We want to laugh.  We ache to be light.  We want to pick ourselves empty of all the rot.  The lovely world is patiently waiting to rush into all our spaces, to remind us of who we are.  It will wait as long as it takes us.  


What did that mean, to be both human and enlightened? Before this happened to me, I used to think that if a person were enlightened, all that being human stuff – being frail, imperfect, subject to suffering, to desire and fear – would be sort of “held down” by the higher state. I supposed the higher state would be powerful enough to constantly overwhelm all that ordinary human stuff, sort of keeping a lid on it. What – in my particular case – would the human condition feel like without desire, without fear? These were gigantic forces in my life. Could a life without desire and fear even be said to be human? Weren’t those emotions inevitable in the mix? How could it be possible to love someone – my children, my lover, my creatures – and not also fear losing them? And if the fear of loss somehow were to evaporate, wouldn’t the love go with it? When the change in me began to occur, it was the feeling of the departure of some of this stuff that was at times unnerving to me, a little scary even. I often said to myself, Wow, who am I without all THAT?

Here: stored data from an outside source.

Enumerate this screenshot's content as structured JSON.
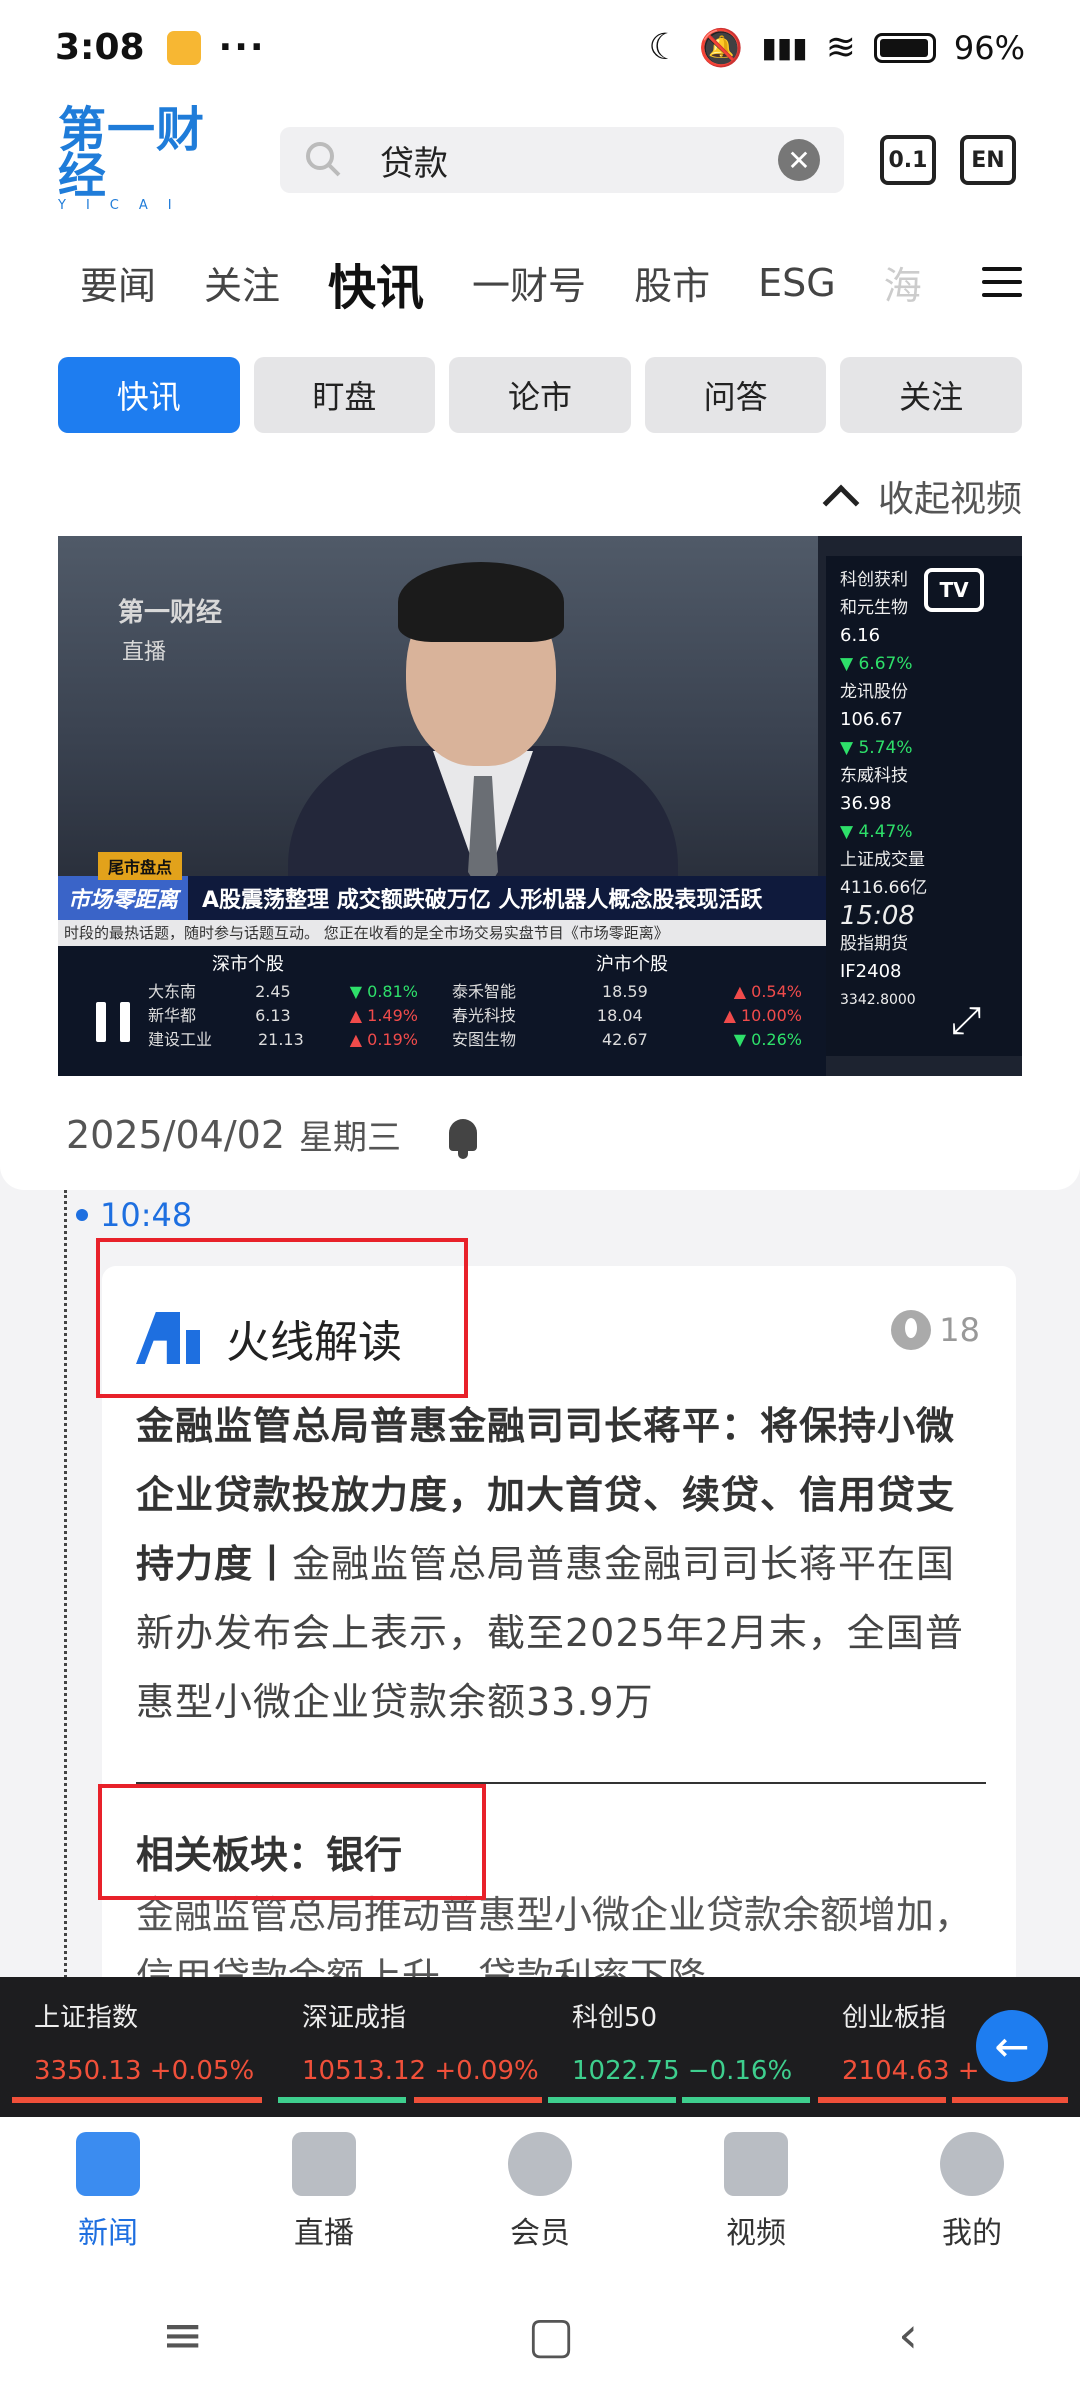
{
  "status": {
    "time": "3:08",
    "dots": "···",
    "battery": "96%"
  },
  "header": {
    "logo_cn": "第一财经",
    "logo_en": "YICAI",
    "search_query": "贷款",
    "radio_label": "0.1",
    "lang_label": "EN"
  },
  "categories": [
    "要闻",
    "关注",
    "快讯",
    "一财号",
    "股市",
    "ESG",
    "海"
  ],
  "subtabs": [
    "快讯",
    "盯盘",
    "论市",
    "问答",
    "关注"
  ],
  "collapse_label": "收起视频",
  "video": {
    "logo": "第一财经",
    "live": "直播",
    "tv": "TV",
    "side": {
      "s1_name": "科创获利",
      "s1b": "和元生物",
      "s1_price": "6.16",
      "s1_chg": "▼ 6.67%",
      "s2_name": "龙讯股份",
      "s2_price": "106.67",
      "s2_chg": "▼ 5.74%",
      "s3_name": "东威科技",
      "s3_price": "36.98",
      "s3_chg": "▼ 4.47%",
      "vol_label": "上证成交量",
      "vol_val": "4116.66亿",
      "clock": "15:08",
      "fut_label": "股指期货",
      "fut_code": "IF2408",
      "fut_val": "3342.8000"
    },
    "tag": "尾市盘点",
    "brand": "市场零距离",
    "headline": "A股震荡整理 成交额跌破万亿 人形机器人概念股表现活跃",
    "scroll": "时段的最热话题，随时参与话题互动。  您正在收看的是全市场交易实盘节目《市场零距离》",
    "sz_head": "深市个股",
    "sh_head": "沪市个股",
    "sz_rows": [
      {
        "n": "大东南",
        "p": "2.45",
        "c": "▼ 0.81%",
        "dir": "gu"
      },
      {
        "n": "新华都",
        "p": "6.13",
        "c": "▲ 1.49%",
        "dir": "dn"
      },
      {
        "n": "建设工业",
        "p": "21.13",
        "c": "▲ 0.19%",
        "dir": "dn"
      }
    ],
    "sh_rows": [
      {
        "n": "泰禾智能",
        "p": "18.59",
        "c": "▲ 0.54%",
        "dir": "dn"
      },
      {
        "n": "春光科技",
        "p": "18.04",
        "c": "▲ 10.00%",
        "dir": "dn"
      },
      {
        "n": "安图生物",
        "p": "42.67",
        "c": "▼ 0.26%",
        "dir": "gu"
      }
    ]
  },
  "date": "2025/04/02",
  "weekday": "星期三",
  "news": {
    "time": "10:48",
    "source": "火线解读",
    "heat": "18",
    "headline_bold": "金融监管总局普惠金融司司长蒋平：将保持小微企业贷款投放力度，加大首贷、续贷、信用贷支持力度丨",
    "body": "金融监管总局普惠金融司司长蒋平在国新办发布会上表示，截至2025年2月末，全国普惠型小微企业贷款余额33.9万",
    "related": "相关板块：银行",
    "sub": "金融监管总局推动普惠型小微企业贷款余额增加，信用贷款余额上升，贷款利率下降。"
  },
  "market": [
    {
      "name": "上证指数",
      "value": "3350.13",
      "change": "+0.05%",
      "color": "#f0503a"
    },
    {
      "name": "深证成指",
      "value": "10513.12",
      "change": "+0.09%",
      "color": "#f0503a"
    },
    {
      "name": "科创50",
      "value": "1022.75",
      "change": "−0.16%",
      "color": "#3ecf8e"
    },
    {
      "name": "创业板指",
      "value": "2104.63",
      "change": "+",
      "color": "#f0503a"
    }
  ],
  "bottom_nav": [
    "新闻",
    "直播",
    "会员",
    "视频",
    "我的"
  ],
  "sysnav": {
    "menu": "≡",
    "home": "▢",
    "back": "‹"
  }
}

It turns out it isn’t a matter of that human stuff being “held down.” The negative just . . . isn’t there anymore. But that doesn’t mean there isn’t plenty of recognizable, familiarly human stuff that is very much ongoing. My experience of being human now is that enlightenment enlightens the human state. It enlivens it. There is much about my humanity that feels quite intact, that’s familiar, particularly in the realm of love, delight, savoring. I enjoy things as much as ever – well, even more, because I am not invested in having them, in their continuing. My joy does not depend upon them, is not poisoned by the dread of losing them. So in a way I am freer to enjoy them.     

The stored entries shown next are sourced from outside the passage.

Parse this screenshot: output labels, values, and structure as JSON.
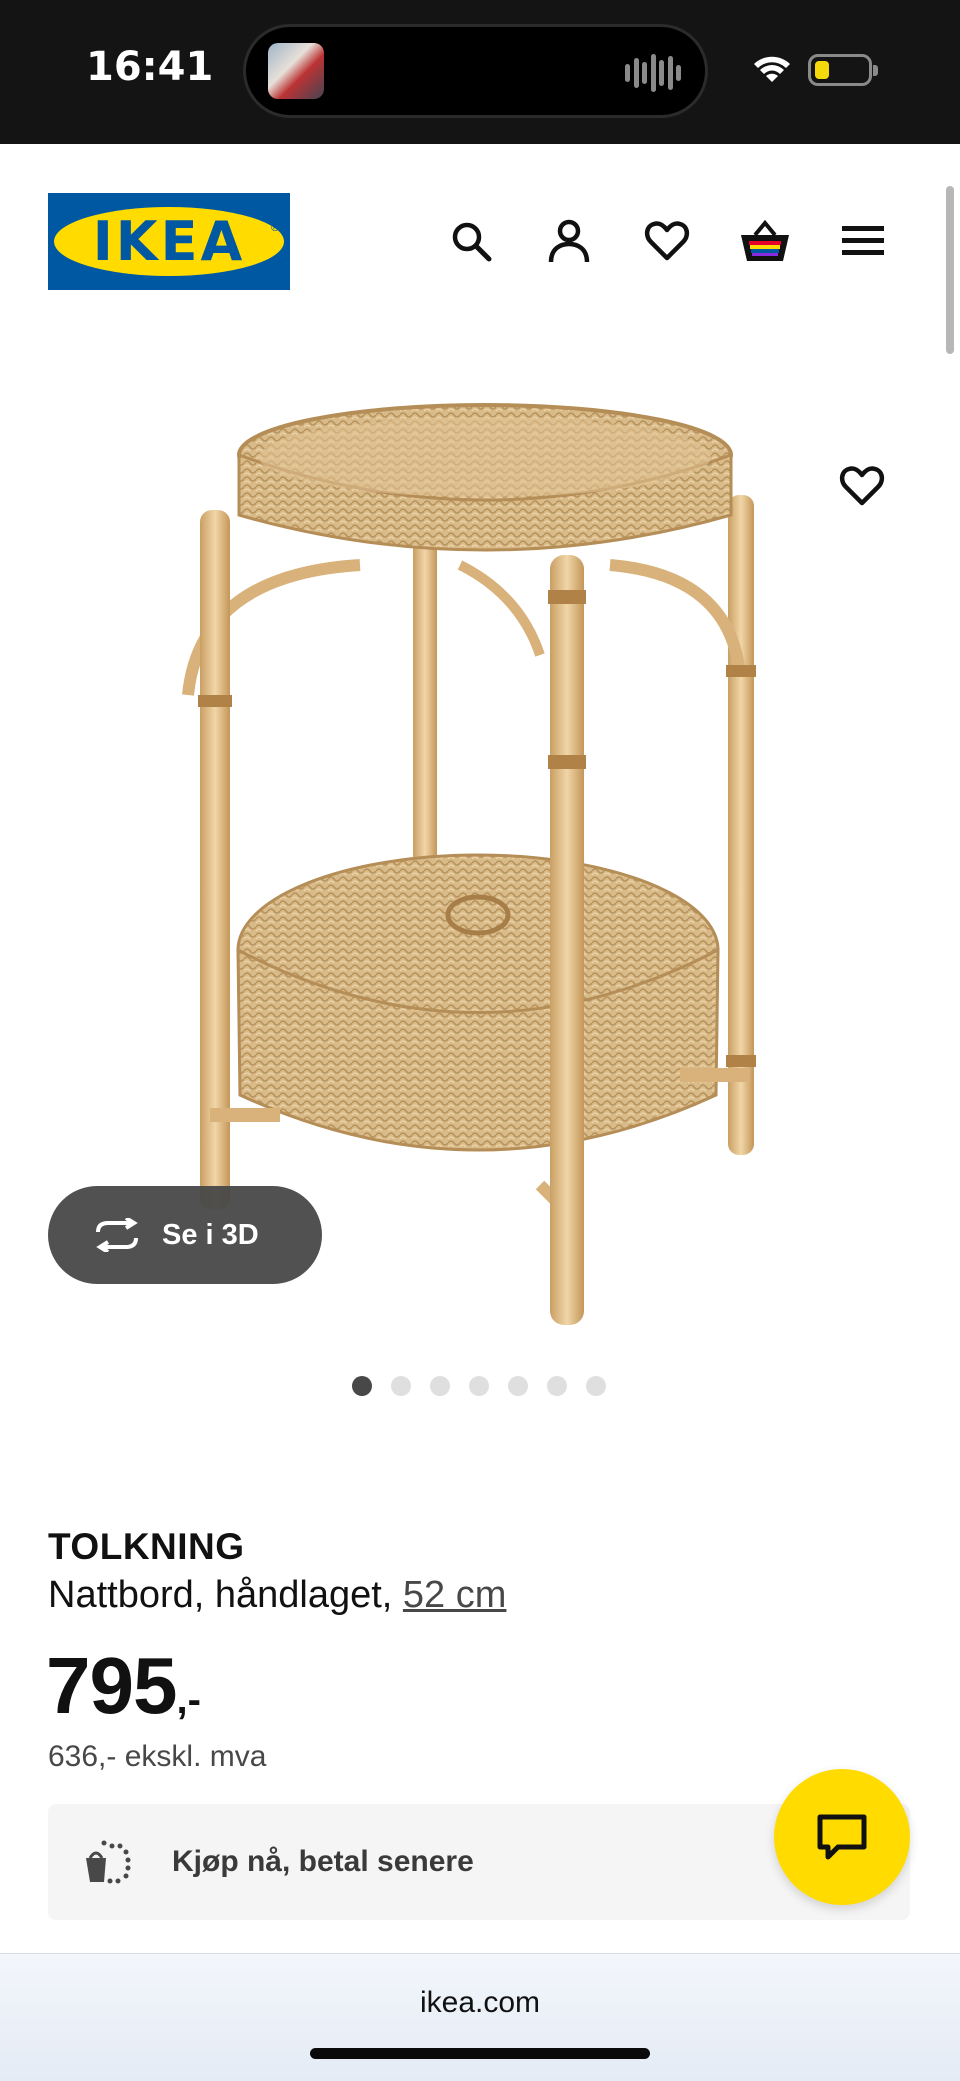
{
  "status_bar": {
    "time": "16:41",
    "battery_color": "#f5d90a"
  },
  "header": {
    "logo_text": "IKEA",
    "logo_colors": {
      "blue": "#0058a3",
      "yellow": "#ffdb00"
    },
    "icons": [
      "search-icon",
      "account-icon",
      "heart-icon",
      "cart-icon",
      "menu-icon"
    ]
  },
  "product": {
    "view_3d_label": "Se i 3D",
    "image_count": 7,
    "active_image": 1,
    "name": "TOLKNING",
    "description": "Nattbord, håndlaget, ",
    "size_link": "52 cm",
    "price": "795",
    "price_suffix": ",-",
    "price_ex_vat": "636,- ekskl. mva"
  },
  "bnpl": {
    "label": "Kjøp nå, betal senere"
  },
  "browser": {
    "url": "ikea.com"
  }
}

It’s not like being liberated in spite of being human. Enlightenment comes through being human. The idea that our humanity would somehow be blotted out or held down or overwhelmed by being enlightened, I now see, is out of whack; but of course I couldn’t see that until I got here.      

My experience of what’s happened to my humanity is like this. My ways of encountering the world and experience that didn’t serve me or that were a waste of energy – those things fell away, evaporated, and thereby freed up space. This is how I literally experienced the process of becoming free. When fear left, all these other things – abilities, insights, profound tenderness – came rushing in. So enlightenment seems to transmute the human condition by cleansing away the things that don’t serve us, at the same time shining a light into our fullest human potential, infusing it with energy: to be wise, to be kind, to enjoy our lives, to make right decisions, to take effective action. The parts of our humanity that have been blunted by our huge burden of unnecessary suffering become able to thrive and to dance, to become fully realized, to be given air to breathe. So the fundamental nature of humanity – if enlightenment can only be allowed to happen – is vastly more exciting, inspiring, hopeful, restful, creative, and powerful than anybody supposed. Enlightenment isn’t becoming super-human or inhuman; it’s becoming fully human – which turns out to exclude all kinds of things that I used to associate with human nature. Things I believed to be inextricably a part of being human: fear, desire, and so on. Most people believe these things to be innate to our humanity.     

Everyone senses what potential the human race has – to create, to bring about joy, to alleviate suffering. People also are in general agreement that we tend to botch it, on both the individual scale and the grand one. It has become a cliche, what a bad job we humans are doing, and things seem to grow steadily worse. The fact is, we have it within us to do better – dramatically better – both individually and as a species.      

I used to think enlightenment was rising above humanity. Now I see it’s coming fully into it. Human nature is enabled to come to full flower. Liberation transmutes the familiar human condition by making it possible to stop the suffering inflicted by the mind. It ends attachment, and it brings about a condition of well-being that is entirely independent of anything external to the inner life.